Crazy World Water Facts

1.  South Korea’s Hanwha Engineering & Construction company signed a $1.05 Billion deal to build a power station and desalination facility in Saudi Arabia. Expected to be completed in 2014.
2.  In Syria, on the other hand, Badia Development project in Hama Governate has completed construction on two water desalination plants totaling approximately $337,000. These plants will be using Charcoal and sand filters to supply clean drinking water to al-Badia inhabitants (addressing extreme shortage issues)
3.  Abu Dhabi implemented an Aquifer Storage and Recovery (ASR) Program, which used the over capacity of desalination plants to replenish the underground water reservoir. Dubai is now following in similar footsteps by implementing a pilot project to recycle 182.5 million M3/year of generated wastewater to help recharge depleting groundwater supplies. Currently, 70% of all municipal wastewater in Dubai is being reused after treatment.
4.  Kuwait has the highest water consumption per capita in the world, around 500 liters per day 
5. South East England mitigates water stress by implementing a 50 million metering program, increasing the number of metered customers to 70% however they will not be charged until 2012.
6. GE Doubles capacity of China Manufacturing facilities, Wuxi- eastern China ( the focus of development on water infrastructure) GE plans to invest $2 billion through to 2012 to expand operations in China. Thus far, the plant includes Recycling, filtration and processing technologies (RO, Ultra filtration, and MWNT)
7. Current Leaky infrastructure adds up to $20 billion: According to Lux Research group the market is growing at 10% and is mostly being financed by spiraling consumer water bills. Lux Research states that a pipe monitoring program and technology would solve most infrastructure issues (there new product: Smart-meter)

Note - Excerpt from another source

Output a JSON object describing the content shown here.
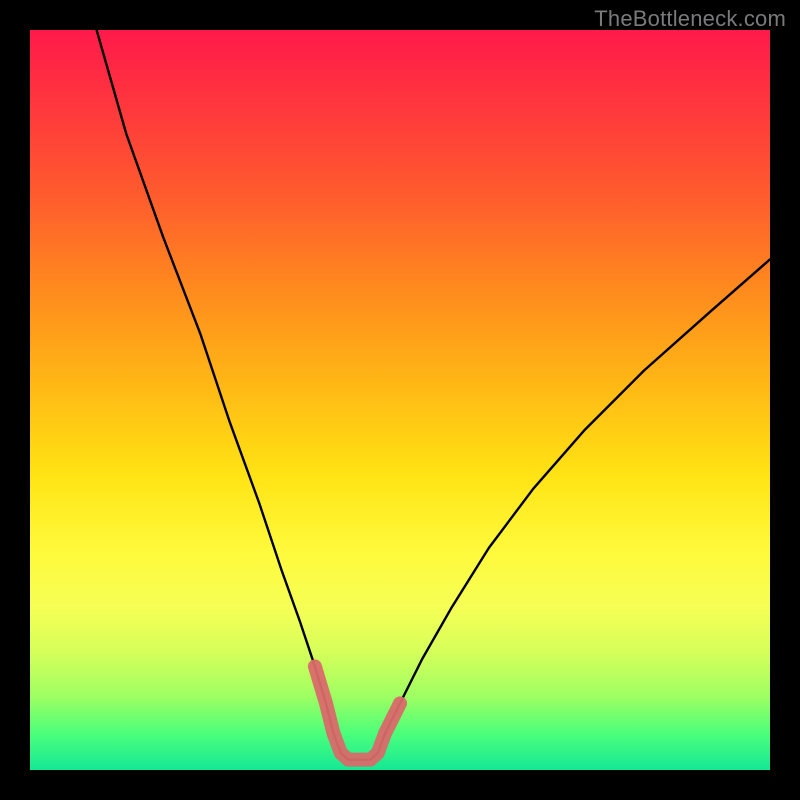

8. Mobile Water Systems: with Japans and other recent natural disasters new markets have begun to expand the potable water and mobile water treatment. The expected generated revenues are $895 million by 2016. Currently the geographic breakdown is 
  • Americas: GE and Siemens (70% market control
  • Europe: GE, Degremont, Veolia (60% market share) and Lenntech, Eimco, and Norit 
  • Middle East & Africa: GE, Septech, Al Tamimi, (growth of market because of expansion)
  • Asia- Pacific: None of the top tier companies have a substantial presence: however GE, Siemens, Degremont, and Veolia have regional offices for early entrants.